You Can’t Compete With Babes


Considering how hard I took the news of his dismissal, I had to keep reminding myself that Robert Christgau didn’t die—he just doesn’t write for the Voice anymore.

Tim Grierson

Los Angeles, California

I’ve been writing for the Voice for about seven years, and, honestly, when I first started pitching story ideas to then-editor Chuck Eddy, I was wild about the thought that I was gonna be published in the same paper that ran stories by Greg Tate, Jeff Chang, “Media Assassin” Harry Allen, Camden Joy, “Metal” Mike Saunders (my fave, hands down), George Smith, Gary Giddens, Kelefa Sanneh, and, yes, Robert Christgau. As far as I know, the Voice was the only publication whose music section regularly served up long-form criticism by some of the country’s smartest, edgiest, and most passionate wordsmiths. Not a lot of sound-bite reviews. Not many cordial interviews with flavors of the month. Zero predictability. The emphasis wasn’t on entertaining readers or spoon-feeding them information. It was on applying to popular music the same intellectual rigor and personal (but not necessarily first person-specific) perspectives regularly used by professional wonks to make sense of art/architecture, books, film, and theater. Now that the cool long-form criticism and its chief producers are gone, how will the Voice‘s music section distinguish itself from every other mag’s? The writing is still strong, but the writing’s strong everywhere. And Rolling Stone and Blender run photos of babes. And everyone knows, you can’t compete with babes.

Anthony Mariani

Fort Worth, Texas

Come to think of it, why bother with remarks? This ballot is sent almost as a protest, not from the elements of fat that Christgau said marbled the list of critics a couple of years ago, but from the ornery gristle that sticks around after his departure. May the Voice and P&J both choke on it. Truth is, if the dean weren’t taking part in this poll as well, I probably wouldn’t have either.
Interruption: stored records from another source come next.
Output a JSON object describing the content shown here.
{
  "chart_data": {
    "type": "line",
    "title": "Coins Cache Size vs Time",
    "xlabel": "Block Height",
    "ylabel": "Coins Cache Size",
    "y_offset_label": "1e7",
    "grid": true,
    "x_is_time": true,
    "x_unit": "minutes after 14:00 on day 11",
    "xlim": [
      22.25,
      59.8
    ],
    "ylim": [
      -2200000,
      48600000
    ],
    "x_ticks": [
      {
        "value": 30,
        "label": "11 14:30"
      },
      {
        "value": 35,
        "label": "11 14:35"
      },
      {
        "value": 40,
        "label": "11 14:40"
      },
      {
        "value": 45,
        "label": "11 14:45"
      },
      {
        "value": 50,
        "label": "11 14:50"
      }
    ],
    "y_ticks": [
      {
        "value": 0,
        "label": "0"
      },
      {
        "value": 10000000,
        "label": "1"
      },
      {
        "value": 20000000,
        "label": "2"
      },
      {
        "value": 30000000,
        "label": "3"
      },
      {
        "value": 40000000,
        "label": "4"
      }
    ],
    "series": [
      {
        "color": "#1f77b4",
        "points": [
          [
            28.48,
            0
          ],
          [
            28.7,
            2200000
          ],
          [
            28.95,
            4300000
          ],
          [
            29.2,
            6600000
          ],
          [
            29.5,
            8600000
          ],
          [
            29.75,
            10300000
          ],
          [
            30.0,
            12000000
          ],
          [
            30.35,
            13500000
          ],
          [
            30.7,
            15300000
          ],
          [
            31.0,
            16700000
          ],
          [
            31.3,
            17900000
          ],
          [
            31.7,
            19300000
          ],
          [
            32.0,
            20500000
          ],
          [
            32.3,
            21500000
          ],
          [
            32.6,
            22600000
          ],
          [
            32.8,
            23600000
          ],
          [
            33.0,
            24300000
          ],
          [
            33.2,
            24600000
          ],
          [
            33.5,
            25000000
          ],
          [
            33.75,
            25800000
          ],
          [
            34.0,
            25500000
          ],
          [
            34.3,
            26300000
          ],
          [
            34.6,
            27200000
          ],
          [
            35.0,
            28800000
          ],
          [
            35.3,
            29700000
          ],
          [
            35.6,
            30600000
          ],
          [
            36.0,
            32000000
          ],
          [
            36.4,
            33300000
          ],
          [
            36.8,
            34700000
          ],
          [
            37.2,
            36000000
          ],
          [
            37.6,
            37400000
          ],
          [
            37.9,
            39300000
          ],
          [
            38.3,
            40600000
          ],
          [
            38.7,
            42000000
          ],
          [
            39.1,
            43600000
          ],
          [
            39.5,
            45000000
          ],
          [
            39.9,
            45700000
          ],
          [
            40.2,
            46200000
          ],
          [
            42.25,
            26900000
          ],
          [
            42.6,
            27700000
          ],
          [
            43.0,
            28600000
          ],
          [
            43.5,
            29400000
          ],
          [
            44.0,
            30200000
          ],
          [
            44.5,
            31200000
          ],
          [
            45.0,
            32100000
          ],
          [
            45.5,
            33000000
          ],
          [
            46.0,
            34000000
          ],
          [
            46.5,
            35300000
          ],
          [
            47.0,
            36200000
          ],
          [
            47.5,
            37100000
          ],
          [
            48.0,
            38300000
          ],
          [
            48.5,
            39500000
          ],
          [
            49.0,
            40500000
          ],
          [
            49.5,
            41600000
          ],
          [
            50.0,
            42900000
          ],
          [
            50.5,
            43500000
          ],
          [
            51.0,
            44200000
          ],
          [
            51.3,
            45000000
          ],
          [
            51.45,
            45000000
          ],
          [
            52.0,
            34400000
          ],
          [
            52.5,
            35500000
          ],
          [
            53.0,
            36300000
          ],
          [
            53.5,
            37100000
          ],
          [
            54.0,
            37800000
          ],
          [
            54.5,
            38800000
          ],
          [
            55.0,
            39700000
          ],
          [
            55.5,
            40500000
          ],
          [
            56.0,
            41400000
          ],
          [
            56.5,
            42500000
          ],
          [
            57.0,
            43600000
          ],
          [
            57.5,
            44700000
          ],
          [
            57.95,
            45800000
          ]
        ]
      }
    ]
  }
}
So he better turn up on the participating list.

Ted Cox

Chicago, Illinois

Finally, I have no doubt that people who were much closer to the whole situation will have much more trenchant comments about the dismissal of Robert Christgau from the pages of the Voice, but as somebody who started reading the Consumer Guide (in the pages of Creem!) only a year after Dylan last hit #1, it just seemed stupid and shortsighted to me.

Jim Connelly

Glendale, California

When New Times fired Christgau and Eddy from the Voice I figured that contributing to the Pazz & Jop poll would be as unpleasant as walking through a picket line, but when I read that Christgau would still be voting I concluded that contributing would be like going to Wal-Mart, an unpleasant thing that I rationalize. So hey, New Times, you should still be ashamed, but thanks at least for getting Christgau on NPR, where he’s nicely bringing Lil’ Jon to the middlebrow masses.

Steve Kiviat

Arlington, Virginia

And by god, Robert Christgau’s dumping by this paper made me angry as well. For almost a quarter-century, I’ve come to the Voice knowing I could read someone who could and did write insightfully and passionately about Captain Beefheart and Karen Carpenter, who didn’t write off hip-hop or let indie rock put a ring through his nose. Yes, he could be obtuse; yes, his political and philosophical biases could impact his writing with all-too-predicable results; yes, he stretched himself thin, and extended himself ridiculously over many barrels. But the fucker was funny, thought-provoking, committed, and smart. Which is more than I can say for that douchebag “Status Ain’t Hood.” I mean, come on—Michael Musto’s approach works for celebrity, but for popular art? You just cut your own nuts off. Now I’d rather read Rolling Stone—even Blender!!!!—if only because I know I am going to get brief but incisive commentary from a writer whose critical faculties I can trust. Hopefully, Francis Davis won’t be the next to go.
Phil Overeem

Columbia, Missouri

Weep not for the Dean. Longer than many of you have been alive, he actually had a job. The last time I had a job, it was 1998. Since then, just gigs. My wife’s the one with the job. Consequently, this freelancer has learned how to block a sweater. My pork tenderloin isn’t bad either. The net giveth and the net taketh away. All my paid work in ’06 was short, snappy, upbeat copy for a publication that will cease to exist as soon as portable, flexible, inexpensive screens bring online content to D.C. straphangers. The upside? With thoughtful, long-form arts journalism in full retreat, I’ve started reading books again. Pretty damn good, those things.